Weingarten calls on delegates to support Clinton

Source:  NYSUT Communications
weingarten

AFT President Randi Weingarten on Saturday congratulated NYSUT members on their successful advocacy in the last year while urging delegates to vote for Hillary Clinton in the April 19 New York State primary.

The AFT last July was the first national labor union to endorse Clinton for president. Clinton addressed the Representative Assembly the evening before.

Acknowledging supporters of presidential candidate Bernie Sanders in the audience, Weingarten said, "Both candidates will fight for us and our values," pointing out that Sanders and Clinton, when they were both U.S. senators, voted the same way 93 percent of the time.

But, Weingarten said, Clinton has a better track record of getting things done and supporting educators. Clinton "has our backs," and is right when she says that it is "just plain wrong to make teachers the scapegoats for all the ills of society," Weingarten said.

Weingarten remarked, as did many of the speakers at the RA, on the difference between this legislative session and last year's when teachers were in the "crosshairs" and Gov. Cuomo was an advocate of a "direct line" between student testing and teacher evaluations.

"The scapegoating, the bashing, it didn't work," Weingarten said, because NYSUT members "stood up for ourselves, we stood up for our students, and we stood up for schools."
Educators and parents stood firm against hedge fund managers and so-called reformers who support the privatization of public schools, she said, and, "You won!"

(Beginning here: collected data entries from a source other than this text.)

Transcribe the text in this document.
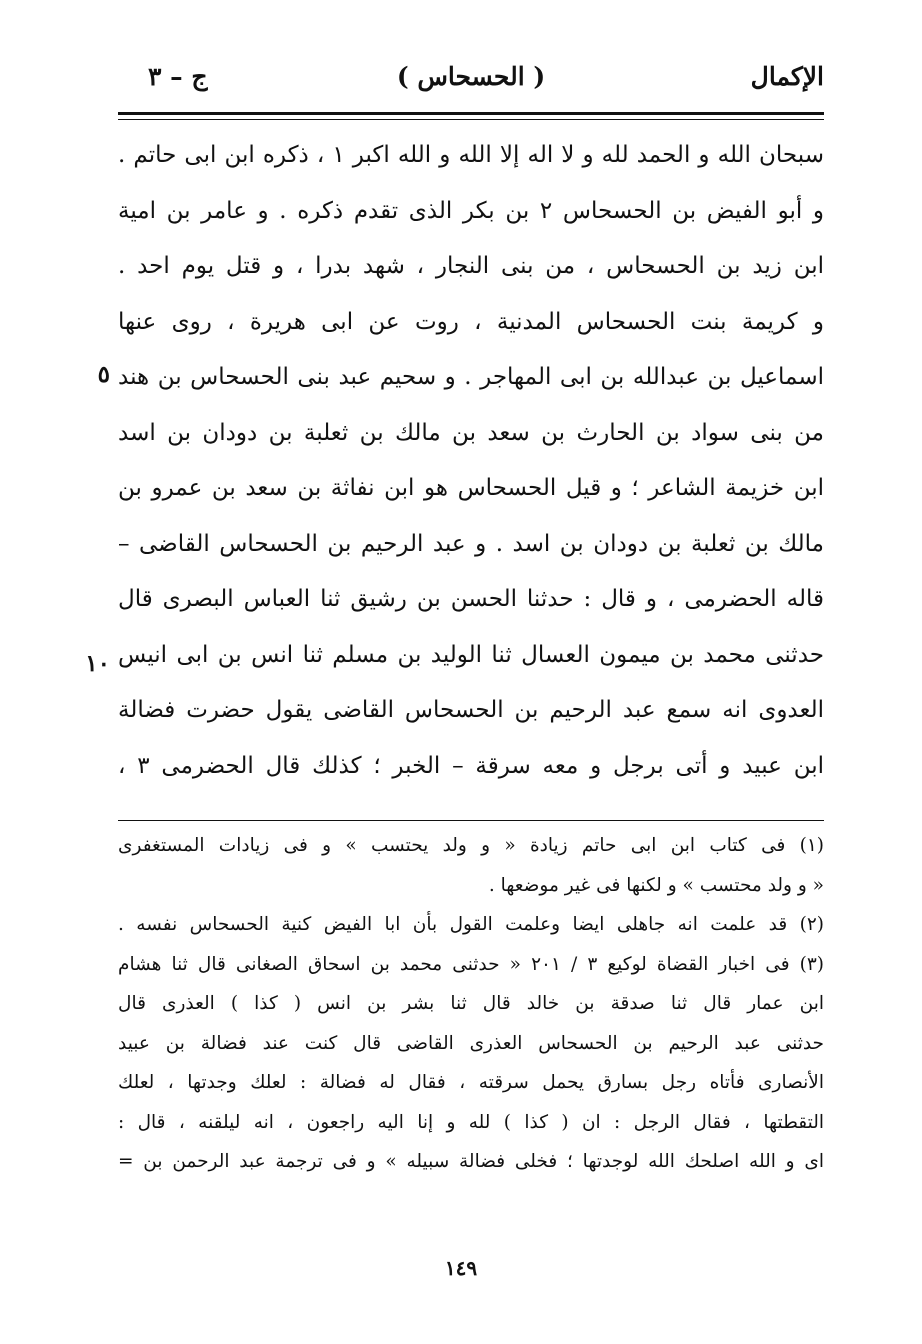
الإكمال
( الحسحاس )
ج – ٣
٥
١٠
سبحان الله و الحمد لله و لا اله إلا الله و الله اكبر ١ ، ذكره ابن ابى حاتم .
و أبو الفيض بن الحسحاس ٢ بن بكر الذى تقدم ذكره . و عامر بن امية
ابن زيد بن الحسحاس ، من بنى النجار ، شهد بدرا ، و قتل يوم احد .
و كريمة بنت الحسحاس المدنية ، روت عن ابى هريرة ، روى عنها
اسماعيل بن عبدالله بن ابى المهاجر . و سحيم عبد بنى الحسحاس بن هند
من بنى سواد بن الحارث بن سعد بن مالك بن ثعلبة بن دودان بن اسد
ابن خزيمة الشاعر ؛ و قيل الحسحاس هو ابن نفاثة بن سعد بن عمرو بن
مالك بن ثعلبة بن دودان بن اسد . و عبد الرحيم بن الحسحاس القاضى –
قاله الحضرمى ، و قال : حدثنا الحسن بن رشيق ثنا العباس البصرى قال
حدثنى محمد بن ميمون العسال ثنا الوليد بن مسلم ثنا انس بن ابى انيس
العدوى انه سمع عبد الرحيم بن الحسحاس القاضى يقول حضرت فضالة
ابن عبيد و أتى برجل و معه سرقة – الخبر ؛ كذلك قال الحضرمى ٣ ،
(١) فى كتاب ابن ابى حاتم زيادة « و ولد يحتسب » و فى زيادات المستغفرى
« و ولد محتسب » و لكنها فى غير موضعها .
(٢) قد علمت انه جاهلى ايضا وعلمت القول بأن ابا الفيض كنية الحسحاس نفسه .
(٣) فى اخبار القضاة لوكيع ٣ / ٢٠١ « حدثنى محمد بن اسحاق الصغانى قال ثنا هشام
ابن عمار قال ثنا صدقة بن خالد قال ثنا بشر بن انس ( كذا ) العذرى قال
حدثنى عبد الرحيم بن الحسحاس العذرى القاضى قال كنت عند فضالة بن عبيد
الأنصارى فأتاه رجل بسارق يحمل سرقته ، فقال له فضالة : لعلك وجدتها ، لعلك
التقطتها ، فقال الرجل : ان ( كذا ) لله و إنا اليه راجعون ، انه ليلقنه ، قال :
اى و الله اصلحك الله لوجدتها ؛ فخلى فضالة سبيله » و فى ترجمة عبد الرحمن بن =
١٤٩
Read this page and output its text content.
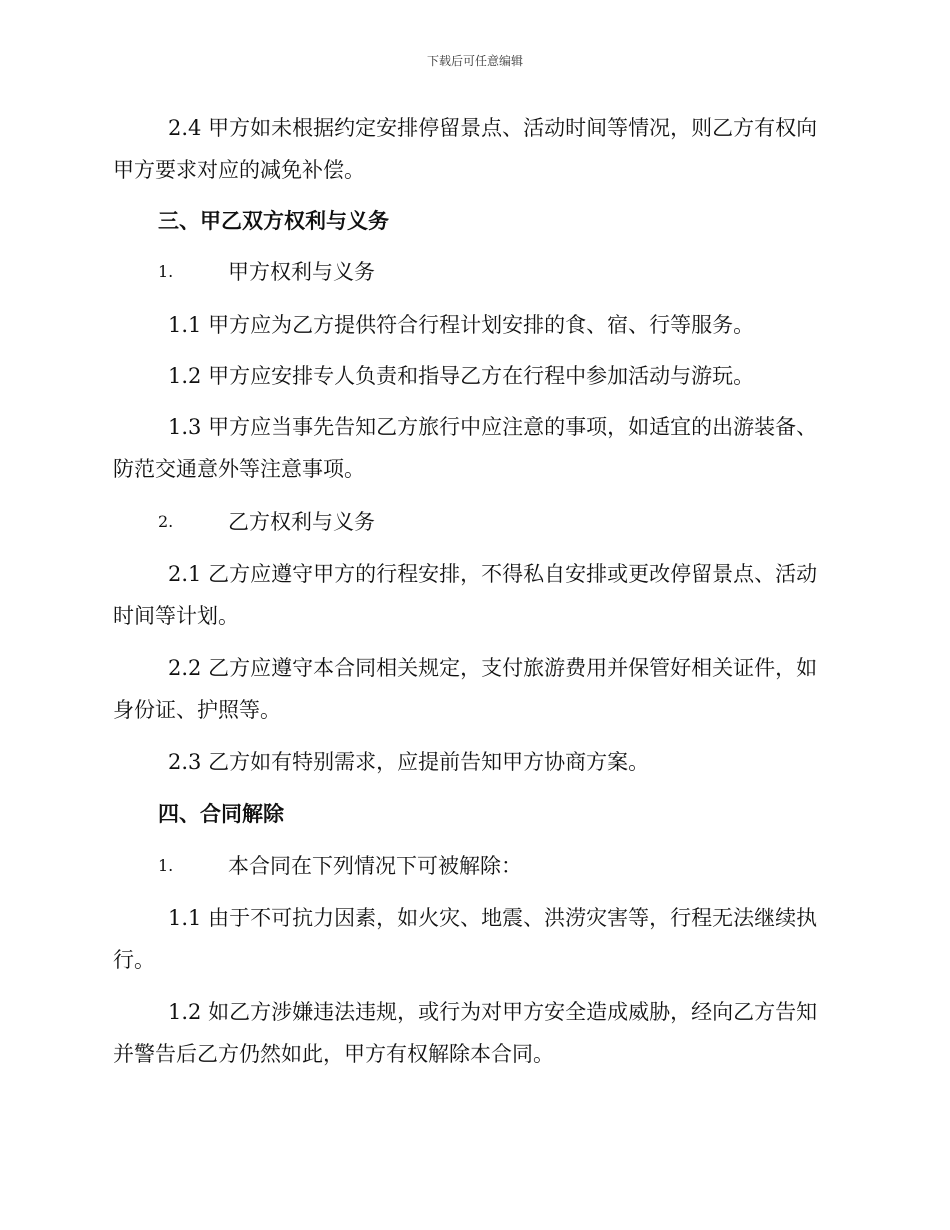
下载后可任意编辑
2.4 甲方如未根据约定安排停留景点、活动时间等情况，则乙方有权向
甲方要求对应的减免补偿。
三、甲乙双方权利与义务
1.	甲方权利与义务
1.1 甲方应为乙方提供符合行程计划安排的食、宿、行等服务。
1.2 甲方应安排专人负责和指导乙方在行程中参加活动与游玩。
1.3 甲方应当事先告知乙方旅行中应注意的事项，如适宜的出游装备、
防范交通意外等注意事项。
2.	乙方权利与义务
2.1 乙方应遵守甲方的行程安排，不得私自安排或更改停留景点、活动
时间等计划。
2.2 乙方应遵守本合同相关规定，支付旅游费用并保管好相关证件，如
身份证、护照等。
2.3 乙方如有特别需求，应提前告知甲方协商方案。
四、合同解除
1.	本合同在下列情况下可被解除：
1.1 由于不可抗力因素，如火灾、地震、洪涝灾害等，行程无法继续执
行。
1.2 如乙方涉嫌违法违规，或行为对甲方安全造成威胁，经向乙方告知
并警告后乙方仍然如此，甲方有权解除本合同。
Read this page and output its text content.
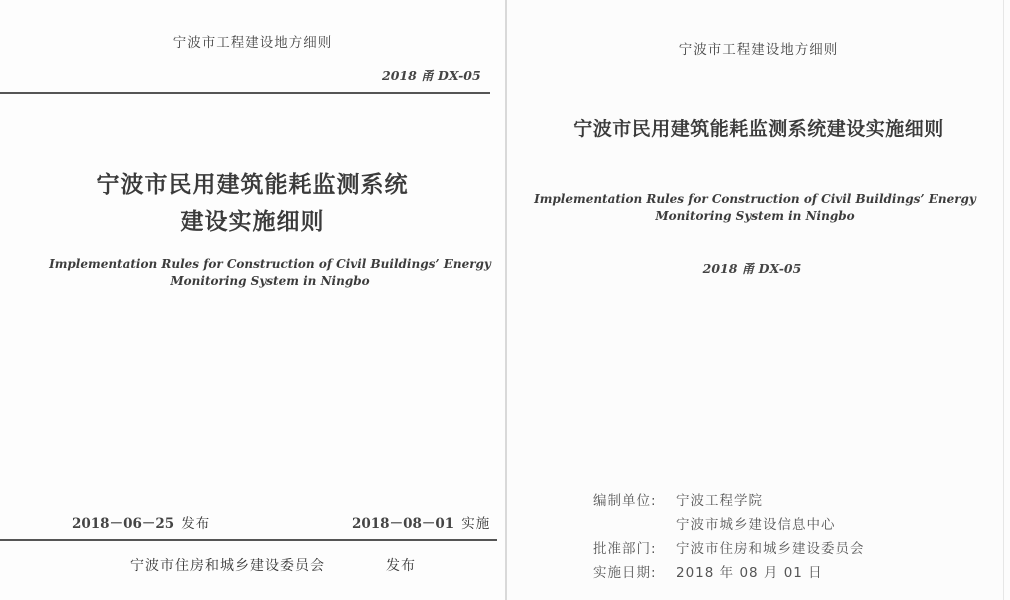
宁波市工程建设地方细则
2018 甬 DX-05
宁波市民用建筑能耗监测系统
建设实施细则
Implementation Rules for Construction of Civil Buildings’ Energy
Monitoring System in Ningbo
2018－06－25 发布	2018－08－01 实施
宁波市住房和城乡建设委员会	发布
宁波市工程建设地方细则
宁波市民用建筑能耗监测系统建设实施细则
Implementation Rules for Construction of Civil Buildings’ Energy
Monitoring System in Ningbo
2018 甬 DX-05
编制单位: 宁波工程学院
宁波市城乡建设信息中心
批准部门: 宁波市住房和城乡建设委员会
实施日期: 2018 年 08 月 01 日
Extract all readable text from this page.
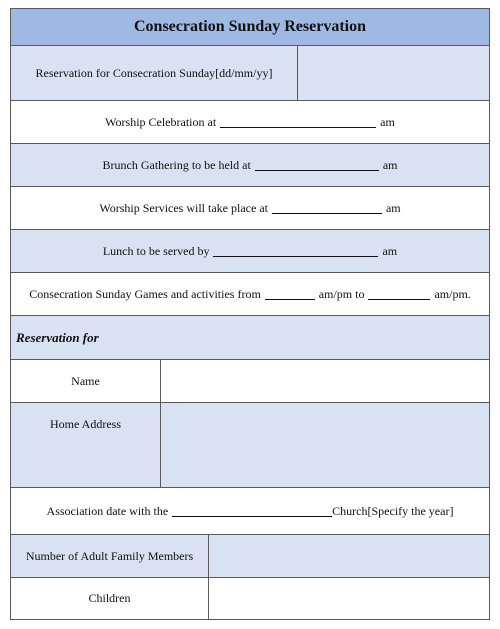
Consecration Sunday Reservation
Reservation for Consecration Sunday[dd/mm/yy]
Worship Celebration at	am
Brunch Gathering to be held at	am
Worship Services will take place at	am
Lunch to be served by	am
Consecration Sunday Games and activities from	am/pm to	am/pm.
Reservation for
Name
Home Address
Association date with the	Church[Specify the year]
Number of Adult Family Members
Children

The victories included a four-year moratorium on the current teacher evaluations; the appointment of Betty Rosa as Regents chancellor; the rescue of 500 union jobs at the Alcoa aluminum plant in Massena; the end of the Gap Elimination Adjustment; and an increase of state funding for schools in 2016-2017 by $1.5 billion.

"You changed the tone and you changed the state," Weingarten said. Now, state leaders are coming to NYSUT to ask, "'What should we do?'" to ensure the state never again passes the anti-teacher legislation it has imposed over the past decade or so, she said.

On the national landscape, the "stakes are really high" in upcoming the presidential election, "and Washington is really broken," Weingarten said. She spoke about the importance of electing a Democrat in the fall to ensure fair-minded appointments to the Supreme Court, referencing the 4-4 decision in Friedrichs v. California Teacher Association, which threatened the financial model of pubic sector unions.

While the Court's decision to maintain the status quo provides a moment of respite, she pointed out that 26 other potential "Friedrichs" cases are making their way through the federal courts, and the danger is ever-present.

She also reminded delegates that Republican candidates Ted Cruz and Donald Trump are "waging an all-out war" on unions, public education and public employees, and, at all costs, Republicans cannot be allowed to attain the White House.

The wealthy Koch brothers plan to spend $1 billion in this campaign, prompting Weingarten to quip: "I guess they are the citizens in Citizens United," a reference to the Supreme Court ruling that gave all corporations the right to unfettered spending in elections.